Akibatnya, biaya restrukturisasi pada tahun berjalan sangat besar dan kinerja laporan keuangan pada tahun dilakukannya restrukturisasi menjadi underestimate. Di samping itu, kinerja laporan keuangan di tahun-tahun mendatang menjadi lebih cantik karena tidak ada lagi biaya penyusutan, biaya persediaan yang rusak, biaya litigasi atau biaya lingkungan.
2. Memainkan Tingkat Prosentase Penyelesaian Pekerjaan
Untuk perusahaan yang bergerak di bidang jasa dan pendapatannya ditentukan oleh besarnya tingkat penyelesaian, metode percentage of completion menjadi sesuatu yang menarik. Jika laba masih terlalu kecil, tingkat penyelesaian akan dinaikkan agar laba meningkat. Akan tetapi, jika laba terlalu besar yang berdampak pada peningkatan pajak, sementara cash flow tidak memadai, langkah yang ditempuh adalah menurunkan tingkat penyelesaian proyek-proyeknya.
3. Menangguhkan Biaya Proyek dan Menghapus Utang Usaha
Untuk mendapatkan kinerja keuangan yang cantik dan tidak terlalu jauh di bawah target RKAP (Rencana Kerja Anggaran Perusahaan), manajemen perusahaan yang menjadi “cucu” sebuah Badan Usaha Milik Negara (BUMN) melakukan hal-hal berikut:
a. Seluruh pendapatan suatu proyek konstruksi telah diakui 100% sesuai dengan percentage-of-completion method, namun biaya proyek terkaitnya masih dicatat di akun Construction in Progress.
Alasan yang menjadi dasar adalah jika seluruh biaya proyek tersebut diakui, laba kotor proyek tersebut menjadi minus (rugi). Selain itu, kinerja keuangan perusahaan yang diukur berdasarkan indikator tingkat kesehatan keuangan, sebagaimana diatur di dalam Keputusan Menteri Badan Usaha Milik Negara No. Kep-100/MBU/2002 tanggal 4 Juni 2002, menjadi turun.

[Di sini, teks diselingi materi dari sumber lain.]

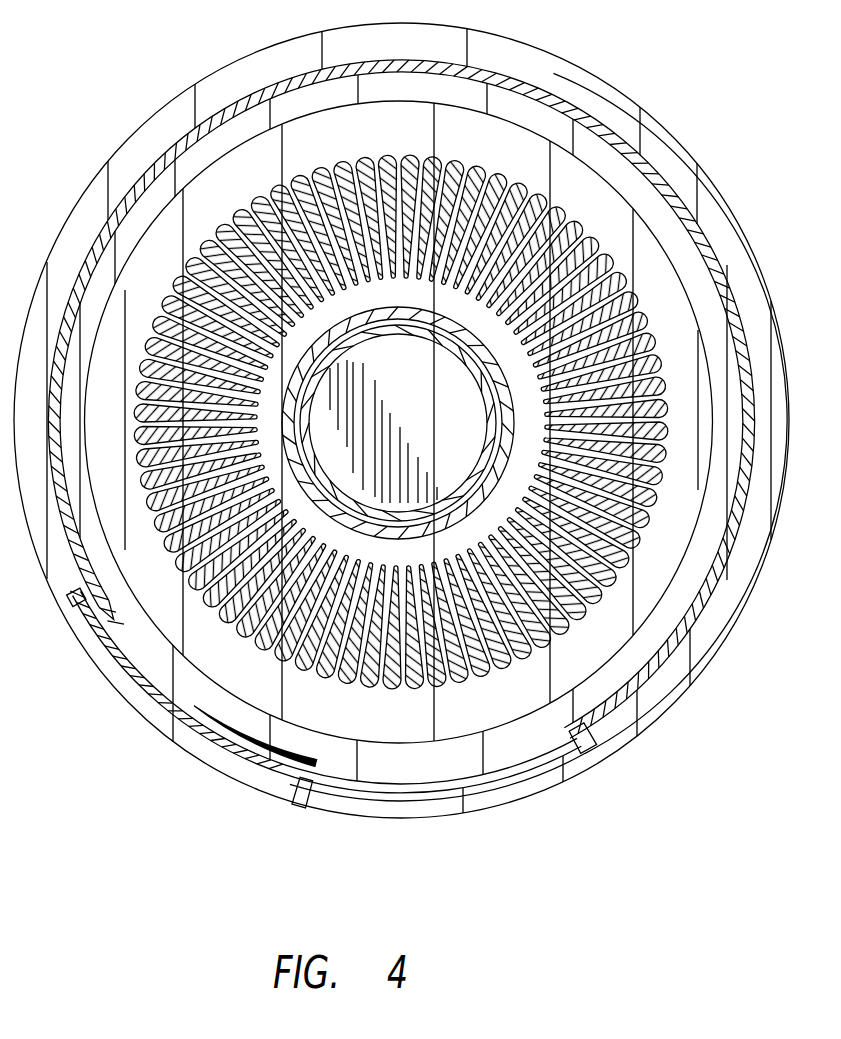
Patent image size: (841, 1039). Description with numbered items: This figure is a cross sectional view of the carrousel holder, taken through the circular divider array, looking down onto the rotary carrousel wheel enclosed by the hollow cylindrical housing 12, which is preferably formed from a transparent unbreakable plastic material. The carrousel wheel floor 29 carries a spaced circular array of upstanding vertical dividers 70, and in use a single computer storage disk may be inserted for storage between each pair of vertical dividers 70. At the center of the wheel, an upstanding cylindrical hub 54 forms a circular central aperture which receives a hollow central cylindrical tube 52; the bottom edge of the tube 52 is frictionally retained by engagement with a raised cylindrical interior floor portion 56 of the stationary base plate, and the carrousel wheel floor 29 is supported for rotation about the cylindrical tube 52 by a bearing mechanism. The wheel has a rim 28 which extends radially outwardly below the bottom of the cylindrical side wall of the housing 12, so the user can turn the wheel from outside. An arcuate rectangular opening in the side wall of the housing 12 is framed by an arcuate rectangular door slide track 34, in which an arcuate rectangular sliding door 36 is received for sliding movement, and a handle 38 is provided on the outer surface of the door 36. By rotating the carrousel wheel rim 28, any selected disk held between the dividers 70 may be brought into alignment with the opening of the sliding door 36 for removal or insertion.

The hollow cylindrical housing 12 is at (522, 65).
The rim 28 is at (720, 652).
The carrousel wheel floor 29 is at (390, 143).
The arcuate rectangular door slide track 34 is at (597, 750).
The arcuate rectangular sliding door 36 is at (170, 720).
The handle 38 is at (304, 808).
The hollow central cylindrical tube 52 is at (478, 378).
The upstanding cylindrical hub 54 is at (362, 310).
The raised cylindrical interior floor portion 56 is at (442, 433).
The vertical dividers 70 is at (456, 686).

Untuk meyakinkan auditornya, manajemen perusahaan membuat suatu perhitungan dan pernyataan yang menjelaskan bahwa di tahun berikutnya proyek tersebut masih memberikan pendapatan, termasuk klaim yang sebetulnya masih diperselisihkan antara pemilik proyek dan perusahaan tersebut.
b. Penghapusan utang usaha menjadi pendapatan di luar usaha
Karena target perusahaan untuk mendekati angka RKAP belum terpenuhi, manajemen perusahaan “terpaksa” menghapuskan sebagian utang usahanya yang sudah berumur lebih dari dua tahun. Tujuannya untuk meningkatkan laba usaha sebelum pajak.
Earnings Management
Menunda pendapatan (earnings) bisa dilakukan dengan cara memainkan besaran tingkat kolektibilitas piutang melalui pencadangan piutang tak tertagih, masa manfaat aktiva tetap, dan nilai residu harta.

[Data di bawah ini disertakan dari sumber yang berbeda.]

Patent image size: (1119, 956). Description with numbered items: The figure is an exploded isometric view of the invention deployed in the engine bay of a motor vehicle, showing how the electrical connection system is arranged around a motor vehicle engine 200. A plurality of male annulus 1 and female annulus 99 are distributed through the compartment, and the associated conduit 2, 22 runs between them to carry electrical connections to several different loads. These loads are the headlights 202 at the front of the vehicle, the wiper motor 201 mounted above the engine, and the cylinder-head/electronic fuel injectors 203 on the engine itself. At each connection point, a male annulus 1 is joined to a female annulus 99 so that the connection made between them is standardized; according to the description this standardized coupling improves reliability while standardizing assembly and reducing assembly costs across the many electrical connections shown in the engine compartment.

Contoh lainnya adalah purchased in-process research & development (R&D). Ini terjadi dalam sebuah penggabungan perusahaan-perusahaan teknologi. Sesuai dengan namanya, R&D tersebut belum selesai, sehingga jika memiliki masa manfaat ekonomis di masa mendatang, R&D tersebut bisa dikapitalisasi. Dalam hal ini biaya riset dan pengembangan tersebut diperbesar dan pembebanannya dilakukan melalui amortisasi. Hal ini menyebabkan pendapatan (earnings) perusahaan dapat dikelola dengan baik.
Pelaporan Keuangan yang Menyimpang
Di dalam Keputusan Menteri BUMN No. Kep-100/MBU/2002 tanggal 4 Juni 2002 yang mengatur di antaranya tentang indikator tingkat kesehatan keuangan, menjelaskan bahwa aspek yang dinilai adalah aspek keuangan, operasional, dan administrasi. Indikator keuangannya di antaranya adalah:
1. Return on Equity (ROE) yaitu Laba setelah pajak / modal sendiri
2. Rasio modal sendiri terhadap total aktiva (total equity to total asset) yaitu total modal sendiri / total aktiva (TMS/TA).
Karena saldo ekuitasnya negatif, manajemen sebuah perusahaan BUMN memutuskan untuk menggunakan angka modal sendiri sebagai total equity dan berikut hasil penilaian kinerja perusahaan.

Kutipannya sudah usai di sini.